In these papers I am discussing, and propose to discuss, not mere politicians who reap where other men have sown, but men who were politicians only because they were Socialists. What the lightning candidate may be in his innermost mind, heaven only knows. Seats are won, it is feared, by the practice of great economy in the telling of the truth. That the people who vote ‘Labour’ accept the full implications of the party programme is hardly credible. To the extent that the voters do accept the promise of Socialism, their acceptance is due to the work of the unrewarded propagandists who have often lived in penury and grief, albeit with a great hope and conviction as their mainstay. To the climbing candidate the Cooperative Commonwealth is a shadowy thing, of the Ever, ever, and therefore (he may think) of the Never, never.
As I write, the efforts of official Labour seem to be directed towards maintaining the life of Capitalism rather than ushering in instalments of the Co-operative Commonwealth. One drawback of the Labour Party is that its leaders are largely men who have little or no practical acquaintance with business. Ex-secretaries, ex-civil servants, and ex-teachers can hardly be expected to be strong upon the practical construction and reconstruction of industry under public control. Happily there are some business men in the ranks also, and these may be expected to show the same enterprise in the public interest that they have shown in their own. For, as it happens, some of them have been Socialists first, and politicians afterwards. Social organisation is largely a matter of local government anyhow.

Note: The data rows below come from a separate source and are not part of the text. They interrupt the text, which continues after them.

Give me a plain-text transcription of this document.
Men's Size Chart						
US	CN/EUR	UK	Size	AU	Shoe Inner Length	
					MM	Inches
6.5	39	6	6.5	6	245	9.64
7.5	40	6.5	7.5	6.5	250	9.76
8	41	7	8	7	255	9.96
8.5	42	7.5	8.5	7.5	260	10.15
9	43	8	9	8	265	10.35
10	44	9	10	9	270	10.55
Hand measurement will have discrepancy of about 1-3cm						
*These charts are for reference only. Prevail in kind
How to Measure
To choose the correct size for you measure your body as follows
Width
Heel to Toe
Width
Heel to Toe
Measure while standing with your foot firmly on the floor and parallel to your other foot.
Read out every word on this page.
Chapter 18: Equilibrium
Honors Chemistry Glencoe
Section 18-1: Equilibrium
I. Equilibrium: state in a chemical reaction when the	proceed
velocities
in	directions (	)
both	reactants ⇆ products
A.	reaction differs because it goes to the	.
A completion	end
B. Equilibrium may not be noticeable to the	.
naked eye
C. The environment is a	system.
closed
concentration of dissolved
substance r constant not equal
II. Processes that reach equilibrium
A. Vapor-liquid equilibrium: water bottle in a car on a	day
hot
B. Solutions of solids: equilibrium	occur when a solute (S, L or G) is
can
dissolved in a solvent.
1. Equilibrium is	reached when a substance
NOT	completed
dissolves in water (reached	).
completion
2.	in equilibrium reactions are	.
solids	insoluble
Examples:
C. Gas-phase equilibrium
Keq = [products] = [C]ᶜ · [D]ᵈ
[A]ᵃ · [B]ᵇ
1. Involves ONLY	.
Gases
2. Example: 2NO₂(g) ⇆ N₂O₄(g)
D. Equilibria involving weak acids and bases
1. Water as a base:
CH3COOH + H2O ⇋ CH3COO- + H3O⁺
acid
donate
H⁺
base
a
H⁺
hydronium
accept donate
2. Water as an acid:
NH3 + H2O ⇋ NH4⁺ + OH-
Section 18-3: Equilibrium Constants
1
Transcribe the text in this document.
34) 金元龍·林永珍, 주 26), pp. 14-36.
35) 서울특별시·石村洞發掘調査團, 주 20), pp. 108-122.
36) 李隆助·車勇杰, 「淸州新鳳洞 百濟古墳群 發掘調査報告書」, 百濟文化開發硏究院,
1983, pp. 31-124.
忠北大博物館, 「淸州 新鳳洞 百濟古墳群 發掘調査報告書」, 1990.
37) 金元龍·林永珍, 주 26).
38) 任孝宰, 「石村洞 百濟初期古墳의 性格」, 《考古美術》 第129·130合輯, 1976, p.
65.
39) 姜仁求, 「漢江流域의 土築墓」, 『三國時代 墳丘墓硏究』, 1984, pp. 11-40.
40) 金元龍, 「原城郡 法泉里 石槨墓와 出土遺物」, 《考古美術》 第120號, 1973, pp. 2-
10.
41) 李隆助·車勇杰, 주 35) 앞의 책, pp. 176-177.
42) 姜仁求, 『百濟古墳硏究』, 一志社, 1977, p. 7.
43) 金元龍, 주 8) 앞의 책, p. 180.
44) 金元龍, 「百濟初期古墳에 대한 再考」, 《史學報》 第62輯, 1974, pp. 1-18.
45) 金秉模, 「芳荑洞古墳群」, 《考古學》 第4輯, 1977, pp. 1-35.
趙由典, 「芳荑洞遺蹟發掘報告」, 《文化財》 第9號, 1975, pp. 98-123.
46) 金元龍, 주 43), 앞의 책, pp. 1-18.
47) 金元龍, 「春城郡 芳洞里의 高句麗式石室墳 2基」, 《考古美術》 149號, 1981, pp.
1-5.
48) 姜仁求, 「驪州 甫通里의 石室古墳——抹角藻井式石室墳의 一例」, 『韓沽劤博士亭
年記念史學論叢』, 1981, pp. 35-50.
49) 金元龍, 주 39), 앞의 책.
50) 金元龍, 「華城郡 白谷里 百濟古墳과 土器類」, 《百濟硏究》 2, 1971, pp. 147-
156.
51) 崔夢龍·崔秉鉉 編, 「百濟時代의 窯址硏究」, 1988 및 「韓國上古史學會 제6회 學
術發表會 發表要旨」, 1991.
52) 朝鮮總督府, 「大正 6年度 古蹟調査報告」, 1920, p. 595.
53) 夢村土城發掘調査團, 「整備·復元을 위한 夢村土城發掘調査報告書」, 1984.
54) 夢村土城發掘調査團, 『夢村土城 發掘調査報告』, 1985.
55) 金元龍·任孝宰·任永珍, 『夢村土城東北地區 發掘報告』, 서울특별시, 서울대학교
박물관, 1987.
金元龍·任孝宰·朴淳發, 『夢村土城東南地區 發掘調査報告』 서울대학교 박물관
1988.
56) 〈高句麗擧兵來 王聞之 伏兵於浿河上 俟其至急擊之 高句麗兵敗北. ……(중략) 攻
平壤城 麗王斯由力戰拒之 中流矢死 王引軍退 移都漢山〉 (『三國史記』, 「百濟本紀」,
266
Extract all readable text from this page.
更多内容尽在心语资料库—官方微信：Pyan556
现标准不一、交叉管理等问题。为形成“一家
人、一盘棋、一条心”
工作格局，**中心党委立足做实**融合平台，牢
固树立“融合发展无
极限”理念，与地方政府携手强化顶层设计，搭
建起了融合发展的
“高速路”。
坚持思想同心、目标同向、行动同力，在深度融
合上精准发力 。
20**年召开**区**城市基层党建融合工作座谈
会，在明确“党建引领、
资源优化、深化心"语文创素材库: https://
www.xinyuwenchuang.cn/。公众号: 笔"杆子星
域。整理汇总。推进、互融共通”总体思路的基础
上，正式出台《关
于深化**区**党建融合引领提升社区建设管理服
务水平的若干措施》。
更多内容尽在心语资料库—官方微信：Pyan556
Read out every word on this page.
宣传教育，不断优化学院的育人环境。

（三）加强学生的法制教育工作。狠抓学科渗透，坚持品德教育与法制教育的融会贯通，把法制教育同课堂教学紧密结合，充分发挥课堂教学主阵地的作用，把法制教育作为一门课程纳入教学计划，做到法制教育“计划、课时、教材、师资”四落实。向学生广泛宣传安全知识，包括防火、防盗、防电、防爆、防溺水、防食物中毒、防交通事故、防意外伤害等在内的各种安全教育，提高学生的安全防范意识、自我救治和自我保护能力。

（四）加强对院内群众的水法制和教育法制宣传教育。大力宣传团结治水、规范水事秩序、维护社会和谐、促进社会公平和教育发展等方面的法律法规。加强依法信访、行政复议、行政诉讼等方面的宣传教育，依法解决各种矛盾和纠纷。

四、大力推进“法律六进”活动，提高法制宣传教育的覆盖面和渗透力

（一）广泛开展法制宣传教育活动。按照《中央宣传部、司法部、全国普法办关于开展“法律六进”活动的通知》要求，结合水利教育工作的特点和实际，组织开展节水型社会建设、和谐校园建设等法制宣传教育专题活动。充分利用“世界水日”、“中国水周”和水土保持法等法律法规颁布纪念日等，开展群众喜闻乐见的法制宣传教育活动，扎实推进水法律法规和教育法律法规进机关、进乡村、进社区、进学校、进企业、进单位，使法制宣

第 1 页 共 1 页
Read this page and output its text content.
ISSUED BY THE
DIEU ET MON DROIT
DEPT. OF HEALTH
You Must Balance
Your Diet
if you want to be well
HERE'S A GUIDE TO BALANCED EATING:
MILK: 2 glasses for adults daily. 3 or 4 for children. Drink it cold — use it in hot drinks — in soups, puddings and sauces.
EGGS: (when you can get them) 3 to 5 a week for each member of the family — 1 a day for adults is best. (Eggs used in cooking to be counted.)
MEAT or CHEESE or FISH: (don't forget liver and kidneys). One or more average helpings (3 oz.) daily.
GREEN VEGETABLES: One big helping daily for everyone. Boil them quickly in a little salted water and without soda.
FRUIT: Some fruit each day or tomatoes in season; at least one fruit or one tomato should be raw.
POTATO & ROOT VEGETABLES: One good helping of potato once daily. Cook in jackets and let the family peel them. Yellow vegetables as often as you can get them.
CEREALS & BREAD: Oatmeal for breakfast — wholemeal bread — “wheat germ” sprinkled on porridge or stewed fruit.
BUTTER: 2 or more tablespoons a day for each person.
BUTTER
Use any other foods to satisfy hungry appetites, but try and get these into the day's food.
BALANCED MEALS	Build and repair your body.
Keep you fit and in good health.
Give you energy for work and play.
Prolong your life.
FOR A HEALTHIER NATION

The man with whom I deal here have had the great Hope of the Ages as their religion. So far from seeking to minimise the implications in the interests of electoral success, it has been their consolation and delight to see in the Social Revolution a complete change in the whole orientation of human motives and relationships, a universal solvent of all the man-made bugbears, and disabilities of topsy-turvey civilization. The charm of their attitude was its disinterested idealism. They found their happiness by losing themselves in the contemplation of the Delectable State and the Sons and Daughters of Men made perfect. It is the oldest yet the newest religion. Its foundations are in the most sacred aspirations of the human mind, and its basis is the evidence of all the good that has been thought and said and done in the world throughout the ages of man’s long ascent from his ape-like progenitors.